Roses, jaunes, bleus ou verts, ces énormes structures aux branches enroulées, de 17 mètres de hauteur, ont commencé à fleurir dans la ville en 2013. On en compte aujourd'hui près de 150.

C'est l'épouse du président Daniel Ortega, Rosario Murillo, qui avait donné l'ordre d'installer ces arbres: poétesse excentrique de 66 ans, elle a toujours été une pièce centrale du pouvoir au Nicaragua, jusqu'à en prendre la vice-présidence fin 2016.

Surnommée "la sorcière" par ses détracteurs, cette femme aux tenues bariolées a habitué le pays à ses excentricités, et on la voit régulièrement à la télévision, lisant des poèmes ou réprimandant des fonctionnaires.

Cette fois, elle s'est dite inspirée par le tableau "L'arbre de la vie" du peintre autrichien Gustav Klimt, qui représente un arbre stylisé, aux branches en forme de spirales, avec devant un couple enlacé. L'oeuvre est censée symboliser le cycle de la vie et de la mort.

Pour les Nicaraguayens, les arbres métalliques de Managua, illuminés la nuit, sont un tout autre symbole: celui du pouvoir sans partage du couple Ortega-Murillo.... et d'un caprice de plus de la Première dame, leur installation ayant coûté plus de trois millions de dollars.

Une somme exorbitante dans ce pays qui est l'un des plus pauvres du continent, avec un salaire moyen autour de 300 dollars.

Pas étonnant, donc, que la furie des manifestants, descendus dans la rue pour protester contre la réforme des retraites, ait d'abord visé ces arbres colorés: au moins cinq d'entre eux ont été mis à terre et détruits depuis mercredi dernier.

- "La tyrannie" -

"C'est l'expression du fait que nous les Nicaraguayens, nous ne voulons plus que ce régime reste au pouvoir", assure un jeune manifestant qui s'identifie uniquement comme "El Flaco" ("le maigre").

"Ce sont des bouts de métal" et, contrairement aux vrais arbres, "ils ne produisent pas d'oxygène et c'est de la merde", ajoute Vladimir.

Ces arbres "symbolisent la mentalité excentrique et ésotérique de la vice-présidente Rosario Murillo", qui "personnifie la gestion quotidienne du gouvernement, avec tout son autoritarisme et son arrogance", estime l'analyste Gabriel Alvarez.

Rosario Murillo, main droite du président Ortega depuis son retour au pouvoir en 2007, contrôle d'une main de fer la communication et l'agenda du gouvernement.

"C'est elle qui prend les décisions", dénonce un manifestant qui s'identifie sous le pseudonyme de "Parabelus" et voit ces structures métalliques encombrantes comme "une représentation de la tyrannie".

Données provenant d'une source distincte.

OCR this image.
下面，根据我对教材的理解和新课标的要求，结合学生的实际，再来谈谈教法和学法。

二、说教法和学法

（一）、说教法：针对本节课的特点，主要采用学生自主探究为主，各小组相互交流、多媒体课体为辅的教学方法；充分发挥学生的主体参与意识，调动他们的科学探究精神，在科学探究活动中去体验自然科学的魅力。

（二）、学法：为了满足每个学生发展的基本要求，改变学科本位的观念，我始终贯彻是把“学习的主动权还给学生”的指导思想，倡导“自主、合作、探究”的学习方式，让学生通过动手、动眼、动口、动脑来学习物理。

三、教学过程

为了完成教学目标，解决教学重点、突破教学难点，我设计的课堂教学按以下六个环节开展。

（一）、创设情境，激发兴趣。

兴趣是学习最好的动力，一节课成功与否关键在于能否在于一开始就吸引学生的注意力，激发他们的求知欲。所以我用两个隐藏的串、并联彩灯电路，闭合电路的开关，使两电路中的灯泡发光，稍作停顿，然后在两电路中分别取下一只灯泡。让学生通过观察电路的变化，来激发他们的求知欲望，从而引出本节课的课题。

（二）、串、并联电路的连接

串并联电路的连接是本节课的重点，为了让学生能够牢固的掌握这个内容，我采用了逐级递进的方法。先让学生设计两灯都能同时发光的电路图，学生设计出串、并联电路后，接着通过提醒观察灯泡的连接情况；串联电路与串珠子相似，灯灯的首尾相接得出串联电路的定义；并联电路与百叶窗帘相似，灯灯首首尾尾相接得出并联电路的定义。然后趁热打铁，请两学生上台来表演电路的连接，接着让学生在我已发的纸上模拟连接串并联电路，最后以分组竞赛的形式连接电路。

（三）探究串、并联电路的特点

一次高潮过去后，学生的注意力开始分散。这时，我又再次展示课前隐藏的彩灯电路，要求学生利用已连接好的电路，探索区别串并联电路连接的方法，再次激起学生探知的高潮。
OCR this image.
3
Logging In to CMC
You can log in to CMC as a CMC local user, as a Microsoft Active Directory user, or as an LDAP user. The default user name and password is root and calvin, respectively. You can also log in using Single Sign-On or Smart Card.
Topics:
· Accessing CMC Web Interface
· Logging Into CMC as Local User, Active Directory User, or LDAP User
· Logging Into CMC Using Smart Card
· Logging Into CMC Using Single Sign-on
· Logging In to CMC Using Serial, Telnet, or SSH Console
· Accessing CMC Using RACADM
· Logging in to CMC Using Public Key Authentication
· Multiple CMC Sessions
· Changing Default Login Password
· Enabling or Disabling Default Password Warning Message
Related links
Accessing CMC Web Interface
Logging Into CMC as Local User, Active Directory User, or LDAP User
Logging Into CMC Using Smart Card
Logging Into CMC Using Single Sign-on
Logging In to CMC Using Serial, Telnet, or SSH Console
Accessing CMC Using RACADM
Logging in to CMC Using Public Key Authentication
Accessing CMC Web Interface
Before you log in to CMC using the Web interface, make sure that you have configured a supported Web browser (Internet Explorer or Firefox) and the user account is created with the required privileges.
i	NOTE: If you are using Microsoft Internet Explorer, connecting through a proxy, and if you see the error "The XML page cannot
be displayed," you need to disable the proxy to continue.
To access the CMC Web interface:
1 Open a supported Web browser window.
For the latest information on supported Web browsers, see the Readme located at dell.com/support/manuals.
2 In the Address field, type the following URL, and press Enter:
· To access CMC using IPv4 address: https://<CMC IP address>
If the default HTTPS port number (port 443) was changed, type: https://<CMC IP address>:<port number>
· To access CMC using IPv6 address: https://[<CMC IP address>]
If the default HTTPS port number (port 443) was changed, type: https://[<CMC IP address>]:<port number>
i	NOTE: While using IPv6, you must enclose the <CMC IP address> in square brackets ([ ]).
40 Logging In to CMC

"Dans un pays aussi pauvre que le Nicaragua, une décoration de ce genre coûte environ 25.000 dollars, c'est un manque de respect", s'indigne un homme chargé de surveiller l'entrée de l'Université polytechnique, épicentre des manifestations.

Dans cette université, des jeunes armés avec des pierres montent la garde depuis l'attaque lancée dimanche soir par des agents anti-émeutes pour tenter de les déloger.

La violente vague de manifestations, démarrée la semaine dernière, a déjà fait 27 morts et des dizaines de blessés. Washington, l'Union européenne et le pape François ont appelé les forces de l'ordre à limiter toute répression.

Et la décision du président Ortega de renoncer à la réforme contestée des retraites n'a pas calmé le courroux populaire, reflétant un malaise plus profond d'une partie de la population, qui dénonce la confiscation du pouvoir par Ortega, l'ex-guérillero de la révolution sandiniste de 1979.

L'année de la révolution, les Nicaraguayens s'en étaient pris à un autre symbole du pouvoir, la statue équestre de l'ex-dictateur Anastasio Somoza Garcia, qu'ils avaient renversée pour signifier le changement d'époque.